L'enfant, l'école et le caddie

    Nous sommes aujourd'hui le fruit d'une société consumériste. Nos enfants sont confrontés tous les jours à la publicité qui nous pousse à acheter toujours plus en nous faisant croire que le bonheur s'obtient en acquérant des biens. Nous n'avons plus conscience que ce modèle nous est imposé et que nous nous sommes enfermés dans un mode de pensée dont nous sommes aujourd'hui prisonniers. Et même si nous pouvons avoir quelques prises de conscience, celles-ci ne durent pas et nous continuons à vivre ainsi comme emportés par le flot. Les enfants de notre société vivent dans ce monde qu'ils ne peuvent remettre en question car nous, les parents, concédons à y vivre sans leur proposer d'autre modèle.

    L'individualisme est sans doute la pire des conséquences de cette réalité. Pour acquérir des biens, il faut avoir de l'argent que l'on obtient par un travail parfois dénué de sens, que l'on est prêt à garder en écrasant l'autre. L'autre c'est le collègue, le client que l'on ne connait pas, c'est aussi celui qui vit à l'autre bout de la planète et qui produit ce qu'on veut posséder. Et ce produit que l'on achète parce que tout le monde le veut, parce que l'autre l'a, il est à nous, à nous seul, il fait partie de nous. Cet objet qui finira par être jeté dès qu'il sera inutilisable. Alors quel exemple donnons-nous à nos enfants lorsque nous remplissons nos caddies de toutes ces choses que nous achetons ? Certains d'entre nous sont bien conscients de l'absurdité qui guide nos besoins de possession. Ils parlent à leurs enfants, leur expliquent l'importance de consommer en conscience. Et puis ? Voilà nos enfants confrontés à un dilemme dont l'issue n'est pas difficile à prévoir car il n'existe pas d'autre exemple sur lequel appuyer nos convictions.

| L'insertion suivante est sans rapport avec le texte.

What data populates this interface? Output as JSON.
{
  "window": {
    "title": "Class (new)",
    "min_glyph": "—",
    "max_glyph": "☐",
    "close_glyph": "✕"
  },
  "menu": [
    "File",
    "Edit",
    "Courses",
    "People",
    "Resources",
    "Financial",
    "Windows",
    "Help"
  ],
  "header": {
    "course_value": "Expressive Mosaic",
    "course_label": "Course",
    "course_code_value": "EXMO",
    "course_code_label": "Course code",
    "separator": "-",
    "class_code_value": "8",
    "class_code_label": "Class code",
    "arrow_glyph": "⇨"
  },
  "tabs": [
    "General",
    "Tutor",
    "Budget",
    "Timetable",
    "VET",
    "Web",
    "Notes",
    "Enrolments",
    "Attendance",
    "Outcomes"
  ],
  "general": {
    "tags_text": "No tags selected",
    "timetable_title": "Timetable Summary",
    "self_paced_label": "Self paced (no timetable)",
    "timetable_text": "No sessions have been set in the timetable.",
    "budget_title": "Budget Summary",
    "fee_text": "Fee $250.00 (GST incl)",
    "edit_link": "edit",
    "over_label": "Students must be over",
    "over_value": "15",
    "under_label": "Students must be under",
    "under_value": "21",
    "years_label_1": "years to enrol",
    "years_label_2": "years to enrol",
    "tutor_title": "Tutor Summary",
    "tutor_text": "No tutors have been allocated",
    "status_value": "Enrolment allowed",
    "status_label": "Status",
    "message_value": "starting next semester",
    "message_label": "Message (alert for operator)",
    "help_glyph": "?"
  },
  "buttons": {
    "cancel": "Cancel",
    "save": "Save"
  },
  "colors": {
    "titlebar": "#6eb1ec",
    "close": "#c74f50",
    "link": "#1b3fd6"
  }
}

    Dans nos écoles, sanctuaire de la connaissance, qui doivent faire de nos enfants des citoyens éclairés, quel modèle de société peut-on leur montrer pour les libérer de leur destin de consommateur ? L'individualisme inscrit dans les gènes de nos enfants conduit les enseignants à s'adapter à chacun, à leurs désirs immédiats, à leurs difficultés éminament singulières, s'épuisant à naviguer d'un élève à l'autre au détriment du groupe, du collectif. Cet individualisme est encouragé par nous, parents, qui trouvons notre enfant unique, et ne voyons que son intérêt propre. Nous souhaitons par-dessus tout son épanouissement individuel en oubliant le collectif. Absurdité. Que peut l'école face à cela ? On l'accuse de ne pas éduquer nos enfants à la solidarité, à la non-violence, à l'empathie. Pourtant, elle est le dernier maillon qui résiste encore et où chaque jour le vivre ensemble est une réalité. Quels moyens a-t-elle pour aller à l'encontre des valeurs prônées par notre société au travers de la publicité et des médias ? Lorsque la société montrera qu'il existe un autre projet de vie dans lequel le collectif, la communauté, l'intérêt général auront une place centrale, l'école sera le pilier de cette alternative. Mais elle ne peut être le point de départ de ce changement.

    Aujourd'hui, des initiatives allant dans ce sens fleurissent un peu partout, touchant un nombre de plus en plus important d'individus. Provenant de la base. Toujours de la base. Elles ne doivent pas rester confidentielles ni demeurer l'apanage d'une élite. Elles doivent se diffuser, pénétrer la société par tous les pores pour devenir un projet collectif qui nous apparaîtra bien plus juste et plus enthousiasmant que le modèle actuel. Modèle auquel nous n'aurons alors aucun mal à renoncer.